# Importance Sampling
Importance sampling is a mathematical technique used to estimate properties of a particular probability distribution, while only having samples from a different distribution.
Suppose you want to estimate the expected value of a function$f(x)$under a probability distribution $p(x)$, but you only have samples from a different distribution $q(x)$. Importance sampling can be used to provide an unbiased estimate of this expected value.

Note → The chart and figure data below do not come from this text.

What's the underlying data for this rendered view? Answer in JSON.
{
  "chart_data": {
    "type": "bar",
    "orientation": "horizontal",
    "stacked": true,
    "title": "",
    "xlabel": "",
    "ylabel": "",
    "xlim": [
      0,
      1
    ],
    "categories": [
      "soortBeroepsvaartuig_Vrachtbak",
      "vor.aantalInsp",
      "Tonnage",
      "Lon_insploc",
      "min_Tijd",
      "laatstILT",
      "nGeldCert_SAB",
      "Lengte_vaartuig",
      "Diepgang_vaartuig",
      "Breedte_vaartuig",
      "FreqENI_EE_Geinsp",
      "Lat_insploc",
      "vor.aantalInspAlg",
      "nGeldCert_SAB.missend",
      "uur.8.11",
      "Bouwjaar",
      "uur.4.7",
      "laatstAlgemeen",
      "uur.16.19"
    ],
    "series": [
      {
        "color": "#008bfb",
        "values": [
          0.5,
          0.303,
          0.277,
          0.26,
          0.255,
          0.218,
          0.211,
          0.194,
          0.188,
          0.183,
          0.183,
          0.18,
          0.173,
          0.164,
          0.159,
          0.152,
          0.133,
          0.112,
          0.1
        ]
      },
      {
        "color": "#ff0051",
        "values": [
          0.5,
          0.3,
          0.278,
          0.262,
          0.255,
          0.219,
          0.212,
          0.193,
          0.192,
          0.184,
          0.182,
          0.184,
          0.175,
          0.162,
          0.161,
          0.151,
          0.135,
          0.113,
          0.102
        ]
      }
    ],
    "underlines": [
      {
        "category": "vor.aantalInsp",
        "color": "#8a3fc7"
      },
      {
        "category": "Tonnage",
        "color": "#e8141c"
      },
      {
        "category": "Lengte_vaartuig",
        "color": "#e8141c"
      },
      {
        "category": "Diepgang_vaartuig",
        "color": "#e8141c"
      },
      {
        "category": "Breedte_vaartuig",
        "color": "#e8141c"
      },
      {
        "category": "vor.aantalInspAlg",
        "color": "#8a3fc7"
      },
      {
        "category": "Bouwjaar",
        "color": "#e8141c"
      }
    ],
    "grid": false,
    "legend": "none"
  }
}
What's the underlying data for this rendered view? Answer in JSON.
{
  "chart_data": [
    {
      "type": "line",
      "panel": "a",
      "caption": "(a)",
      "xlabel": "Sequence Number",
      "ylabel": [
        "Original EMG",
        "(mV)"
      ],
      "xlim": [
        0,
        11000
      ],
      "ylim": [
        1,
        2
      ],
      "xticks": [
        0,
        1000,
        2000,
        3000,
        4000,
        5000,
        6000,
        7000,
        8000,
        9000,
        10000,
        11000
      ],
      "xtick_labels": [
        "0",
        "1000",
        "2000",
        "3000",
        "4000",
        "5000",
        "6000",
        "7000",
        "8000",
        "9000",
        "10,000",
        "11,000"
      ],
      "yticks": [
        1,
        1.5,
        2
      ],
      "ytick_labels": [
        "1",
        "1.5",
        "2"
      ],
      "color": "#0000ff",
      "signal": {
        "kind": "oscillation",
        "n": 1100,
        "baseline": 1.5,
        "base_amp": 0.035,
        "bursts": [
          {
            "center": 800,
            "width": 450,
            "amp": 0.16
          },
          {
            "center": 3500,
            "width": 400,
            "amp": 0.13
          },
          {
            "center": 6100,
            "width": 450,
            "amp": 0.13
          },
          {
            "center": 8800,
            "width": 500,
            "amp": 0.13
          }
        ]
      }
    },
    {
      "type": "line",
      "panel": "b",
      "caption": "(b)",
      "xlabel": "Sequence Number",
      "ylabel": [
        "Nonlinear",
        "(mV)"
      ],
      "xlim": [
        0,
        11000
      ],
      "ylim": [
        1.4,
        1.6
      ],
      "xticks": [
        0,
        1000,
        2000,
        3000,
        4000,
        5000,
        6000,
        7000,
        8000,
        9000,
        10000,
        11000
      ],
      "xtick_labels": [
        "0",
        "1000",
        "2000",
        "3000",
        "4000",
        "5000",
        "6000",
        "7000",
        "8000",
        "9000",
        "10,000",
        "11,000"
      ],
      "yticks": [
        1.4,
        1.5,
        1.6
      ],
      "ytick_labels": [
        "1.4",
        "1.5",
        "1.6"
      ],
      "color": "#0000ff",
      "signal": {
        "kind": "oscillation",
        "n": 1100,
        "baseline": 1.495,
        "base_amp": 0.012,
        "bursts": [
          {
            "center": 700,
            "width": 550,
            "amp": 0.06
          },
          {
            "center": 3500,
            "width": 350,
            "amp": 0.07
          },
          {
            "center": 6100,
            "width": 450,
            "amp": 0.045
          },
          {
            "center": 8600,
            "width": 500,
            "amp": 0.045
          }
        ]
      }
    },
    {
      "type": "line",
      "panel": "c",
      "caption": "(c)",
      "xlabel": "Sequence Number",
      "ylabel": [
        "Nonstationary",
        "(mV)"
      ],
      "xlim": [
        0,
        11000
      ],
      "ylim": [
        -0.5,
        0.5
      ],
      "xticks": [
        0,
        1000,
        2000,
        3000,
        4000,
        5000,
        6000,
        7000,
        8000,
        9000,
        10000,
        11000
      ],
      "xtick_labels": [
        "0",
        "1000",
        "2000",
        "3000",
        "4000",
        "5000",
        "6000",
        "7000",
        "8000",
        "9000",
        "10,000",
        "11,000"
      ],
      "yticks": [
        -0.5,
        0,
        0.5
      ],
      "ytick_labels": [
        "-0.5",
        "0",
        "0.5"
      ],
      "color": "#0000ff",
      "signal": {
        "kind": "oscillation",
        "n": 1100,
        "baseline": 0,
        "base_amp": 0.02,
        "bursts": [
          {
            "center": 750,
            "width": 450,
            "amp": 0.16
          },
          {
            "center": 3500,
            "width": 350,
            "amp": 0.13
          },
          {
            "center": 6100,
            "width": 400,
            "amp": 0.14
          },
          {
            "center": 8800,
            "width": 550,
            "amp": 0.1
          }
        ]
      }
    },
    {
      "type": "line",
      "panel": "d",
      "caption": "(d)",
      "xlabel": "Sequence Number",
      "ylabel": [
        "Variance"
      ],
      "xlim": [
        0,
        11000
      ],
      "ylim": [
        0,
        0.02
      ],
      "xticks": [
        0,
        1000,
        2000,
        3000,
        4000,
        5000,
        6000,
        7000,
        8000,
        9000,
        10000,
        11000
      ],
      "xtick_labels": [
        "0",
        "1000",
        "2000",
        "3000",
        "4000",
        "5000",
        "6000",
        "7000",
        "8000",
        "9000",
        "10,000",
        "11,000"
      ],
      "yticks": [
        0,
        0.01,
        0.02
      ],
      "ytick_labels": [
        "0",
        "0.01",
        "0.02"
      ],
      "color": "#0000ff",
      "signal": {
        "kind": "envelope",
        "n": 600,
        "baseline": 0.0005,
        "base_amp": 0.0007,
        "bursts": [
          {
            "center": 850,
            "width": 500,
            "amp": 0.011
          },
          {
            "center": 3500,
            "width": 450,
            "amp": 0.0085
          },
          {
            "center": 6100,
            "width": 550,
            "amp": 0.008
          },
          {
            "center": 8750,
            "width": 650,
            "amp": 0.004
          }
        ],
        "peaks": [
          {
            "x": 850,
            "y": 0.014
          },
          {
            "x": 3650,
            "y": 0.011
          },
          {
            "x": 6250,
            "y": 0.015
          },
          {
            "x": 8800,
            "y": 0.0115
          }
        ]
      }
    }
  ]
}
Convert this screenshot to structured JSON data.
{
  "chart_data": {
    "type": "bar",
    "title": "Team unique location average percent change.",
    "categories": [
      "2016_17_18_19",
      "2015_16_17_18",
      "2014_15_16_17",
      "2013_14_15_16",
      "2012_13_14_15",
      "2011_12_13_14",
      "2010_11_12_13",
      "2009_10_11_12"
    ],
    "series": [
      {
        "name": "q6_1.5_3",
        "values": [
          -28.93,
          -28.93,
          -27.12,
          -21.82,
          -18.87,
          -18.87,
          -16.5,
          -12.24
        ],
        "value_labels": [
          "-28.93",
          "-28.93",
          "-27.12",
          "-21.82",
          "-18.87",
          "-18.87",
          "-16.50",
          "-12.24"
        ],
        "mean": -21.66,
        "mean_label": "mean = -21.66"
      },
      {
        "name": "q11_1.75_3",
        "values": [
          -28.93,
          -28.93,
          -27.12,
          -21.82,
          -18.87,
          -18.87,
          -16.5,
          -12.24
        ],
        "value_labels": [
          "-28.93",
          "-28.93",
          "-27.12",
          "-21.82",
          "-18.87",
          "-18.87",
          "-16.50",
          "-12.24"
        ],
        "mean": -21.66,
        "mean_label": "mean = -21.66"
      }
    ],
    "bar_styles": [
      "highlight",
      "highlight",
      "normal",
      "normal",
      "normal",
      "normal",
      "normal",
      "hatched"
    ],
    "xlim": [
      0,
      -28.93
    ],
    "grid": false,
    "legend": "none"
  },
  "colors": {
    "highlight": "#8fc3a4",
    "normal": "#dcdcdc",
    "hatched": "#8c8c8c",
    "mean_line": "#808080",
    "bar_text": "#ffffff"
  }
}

Mathematically, the expected value of$f(x)$under $p(x)$ is given by:
$
\mathbb{E}_{p}[f(x)] = \int f(x)p(x)dx
$
However, you only have samples from $q(x)$. The importance sampling estimator uses a weighted average of the function values at the sampled points, with weights given by the ratio of the probabilities under the two distributions. The estimator is given by:
$
\hat{\mathbb{E}}_{p}[f(x)] = \frac{1}{N} \sum_{i=1}^{N} \frac{p(x_i)}{q(x_i)} f(x_i)
$
where $x_i$are samples drawn from $q(x)$, and $N$ is the total number of samples.
The ratio$\frac{p(x_i)}{q(x_i)}$is known as the importance weight and corrects for the fact that the samples are drawn from $q(x)$rather than $p(x)$. This ratio adjusts the contribution of each sample to reflect how likely it would be under the distribution of interest $p(x)$.
An important aspect to consider in importance sampling is the choice of$q(x)$. Ideally, $q(x)$ should be close to $p(x)$and should also have a heavy tail if $f(x)$has a heavy tail. If$q(x)$is very different from $p(x)$, the importance weights can vary greatly, leading to high variance in the estimate. This is a common challenge in implementing importance sampling effectively.
## Application Examples
**Off-policy RL:** Evaluate target policy π using data from behavior policy μ:
$V^π(s) = \mathbb{E}_μ\left[\frac{π(A_t|S_t)}{μ(A_t|S_t)} G_t | S_t = s\right]$
**Policy optimization methods:**
[[TRPO - Trust-Region Policy Optimization]] optimizes surrogate objective with KL constraint:
$L(\theta) = \mathbb{E}\left[\frac{\pi_\theta(a|s)}{\pi_{\theta_{old}}(a|s)} A(s,a)\right]$
$\text{s.t. } \mathbb{E}[D_{KL}(\pi_{\theta_{old}}(\cdot|s) || \pi_\theta(\cdot|s))] \leq \delta$
[[PPO - Proximal Policy Optimization]] uses clipped importance sampling ratio:
$L(\theta) = \mathbb{E}\left[\min\left(\frac{\pi_\theta(a|s)}{\pi_{\theta_{old}}(a|s)} A(s,a), \text{clip}\left(\frac{\pi_\theta(a|s)}{\pi_{\theta_{old}}(a|s)}, 1-\epsilon, 1+\epsilon\right) A(s,a)\right)\right]$
where
- **π_θ**: The *current* policy being updated (parameterized by θ)
- **π_θ_old**: The *previous* policy from the last iteration
- **π*** (optimal policy): What we're ultimately trying to converge to
The process works iteratively:
1. Collect data using π_θ_old
2. Use importance sampling to estimate how π_θ would perform on that data
3. Update θ to improve the policy
4. Repeat: π_θ becomes the new π_θ_old
The importance sampling ratio π_θ(a|s)/π_θ_old(a|s) lets us reuse old data to evaluate the new policy, avoiding the need to collect fresh data at every step (which would be expensive).
So π_θ is our current best guess at the optimal policy, which we keep improving until hopefully π_θ ≈ π*.